Percutaneous Discectomy

Percutaneous means “through the skin” or using a very small cut. This is a surgical procedure in which the central portion of an intervertebral disc is accessed and removed with the help of a cannula. That specific portion is removed which either is pressing on a nerve root or on the spinal cord.

How is it performed?

There are many different procedures of Percutaneous Discectomy. All of them are performed by inserting small instruments between the vertebrae and into the middle of the disc. The procedure is carried out by providing local or general anesthesia to the patient. Surgeons take help of x-rays to monitor the movement of instruments during surgery. The surgeon can remove the disc tissue by:

  • Cutting it out
  • Sucking out the center of the disc
  • Using lasers to burn or destroy the disc
  • DEKintro

Who are the candidates?

Percutaneous Discectomy is widely used for patients with small contained herniations. It may also be promising for patients with large contained (non-ruptured disc) herniations for whom open surgery is not considered an apt treatment.

How long it takes?

The entire procedure might take either 20 minutes or 1 hour to complete.

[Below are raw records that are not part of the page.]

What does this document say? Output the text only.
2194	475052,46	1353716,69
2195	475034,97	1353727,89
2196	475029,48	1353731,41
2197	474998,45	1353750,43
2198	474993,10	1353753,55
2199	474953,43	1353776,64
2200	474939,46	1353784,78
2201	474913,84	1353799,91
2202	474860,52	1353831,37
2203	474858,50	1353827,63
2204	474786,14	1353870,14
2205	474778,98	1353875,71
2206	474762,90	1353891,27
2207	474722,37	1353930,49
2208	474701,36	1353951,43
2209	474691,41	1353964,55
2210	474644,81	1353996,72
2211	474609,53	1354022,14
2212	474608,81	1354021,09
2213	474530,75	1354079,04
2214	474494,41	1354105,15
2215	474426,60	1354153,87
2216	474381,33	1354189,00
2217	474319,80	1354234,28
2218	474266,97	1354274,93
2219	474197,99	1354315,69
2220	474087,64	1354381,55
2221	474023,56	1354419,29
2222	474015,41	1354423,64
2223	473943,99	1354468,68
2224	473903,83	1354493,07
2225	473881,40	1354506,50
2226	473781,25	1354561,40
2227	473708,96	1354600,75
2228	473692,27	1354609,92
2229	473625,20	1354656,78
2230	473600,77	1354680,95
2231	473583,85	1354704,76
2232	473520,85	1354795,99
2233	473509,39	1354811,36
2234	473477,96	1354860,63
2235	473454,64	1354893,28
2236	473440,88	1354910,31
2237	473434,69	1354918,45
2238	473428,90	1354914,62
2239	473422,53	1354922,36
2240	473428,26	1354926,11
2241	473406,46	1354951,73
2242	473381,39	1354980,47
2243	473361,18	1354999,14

Patients typically feel pain after the procedure and are advised to avoid lifting and strenuous exercise for a period of time. He/she will be able to resume the normal work after a week or two. Physical therapy is usually prescribed by doctors, so that the patients become perfectly active. After the treatment, it is also recommended to avoid long periods of sittings, bending, twisting and lifting for several weeks.


The patients who respond to this procedure very well, leg and herniated disc pain is expected to diminish within weeks.